Claude Hermant, soupçonné d’être au coeur d’un trafic d’armes dont six ont servi à Amedy Coulibaly dans l’attentat de l’Hyper Cacher et le meurtre d’une policière à Montrouge en 2015, a tenté de convaincre qu’il était un «indic», lundi au premier jour de son procès devant le tribunal correctionnel de Lille.
Crâne rasé, carrure solide et vêtu de noir, Claude Hermant a répondu souvent approximativement, lundi, aux questions du président du tribunal Marc Trevidic concernant des messages ou des courriels envoyés aux «services». «Je ne sais pas…», «je ne suis pas directeur d’enquête», a-t-il souvent répondu aux questions du président.
«Mais qui sont ces clients?» acheteurs des armes, s’est emporté le procureur Jean-Philippe Navarre. Hermant refuse de répondre précisément. Un peu plus tard, il répond sèchement au parquet: «Qu’on me condamne parce que les situations étaient borderline je comprends, mais pas au-delà. Je ne suis pas un voyou», dit-il, ajoutant que les attentats de 2015 «ont pollué cette enquête».
Hermant, 54 ans, figure de l’extrême droite lilloise et en détention provisoire depuis janvier 2015, aurait acheté par l’intermédiaire de la société de son épouse un demi-millier d’armes importées notamment de Slovaquie. Selon sa défense, c’est pour des missions d’infiltration, lui qui se dit «indic» des gendarmes et des douaniers, qu’Hermant a écoulé ses armes, qu’il stockait parfois dans la chambre froide de sa friterie dans le «quartier de la soif» de Lille, proche du centre-ville.

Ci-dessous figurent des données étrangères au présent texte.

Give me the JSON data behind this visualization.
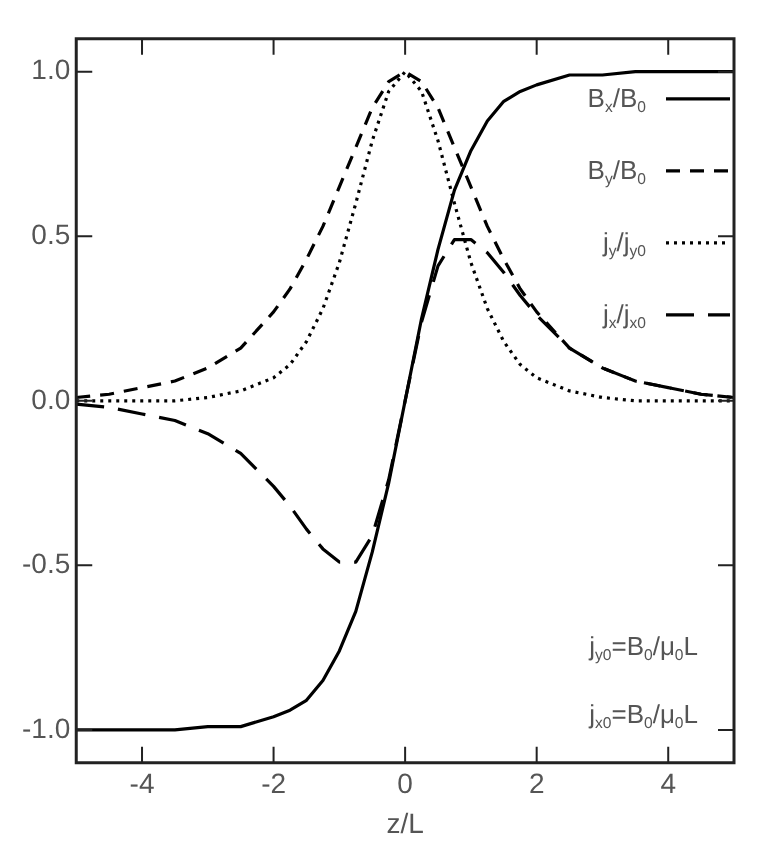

Claude Hermant est «quelqu’un qui travaillait pour la DNRED (direction nationale des enquêtes douanières, NDLR), ensuite pour la gendarmerie. Dans le cadre de ces activités, il a été amené à faire des infiltrations, en matière de stupéfiants ou d’armes. Et il ne connaissait pas Coulibaly», a affirmé lundison avocat, Me Maxime Moulin. Deux jours après l’attentat contre Charlie Hebdo perpétré par les frères Kouachi, Amedy Coulibaly avait assassiné quatre personnes dans le magasin Hyper Cacher de la porte de Vincennes à Paris, avant d’être tué dans l’assaut des forces de l’ordre. La veille, il avait tué une policière municipale à Montrouge (Hauts-de-Seine).
«Je suis un sanguin…»
Plusieurs fois, lundi, Claude Hermant, resté près de quatre heures à la barre sans interruption de séance, a laissé éclater sa colère face aux questions d’avocats de ses neuf co-prévenus. «Là j’en peux plus! vous savez que je suis un sanguin, et il faut que ça s’arrête», s’écrie cet ancien champion de boxe thaï.
Le méticuleux et flegmatique Marc Trevidic s’étonne du peu de contacts de Hermant avec ses supposés agents traitants. «vous ne dites jamais rien à personne !», dit le juge, soulignant que Claude Hermant faisait «énormément de commandes pour fournir la même personne», à savoir Samir Ladjali, un des intermédiaires présumés de Coulibaly et mis en examen dans le volet parisien.
Les dix prévenus, dont trois sont en détention provisoire, encourent dix ans d’emprisonnement pour trafic d’armes en bande organisée. Dans la matinée, le de lundi tribunal s’est intéressé à des questions de procédure, certains avocats des prévenus demandant le retrait des pièces du dossier venant du volet parisien du dossier du circuit des armes de Coulibaly. Il a décidé un huis clos partiel mercredi (presse acceptée mais pas le public) pour l’audition prévue de trois gendarmes. Le procès doit durer jusqu’à vendredi.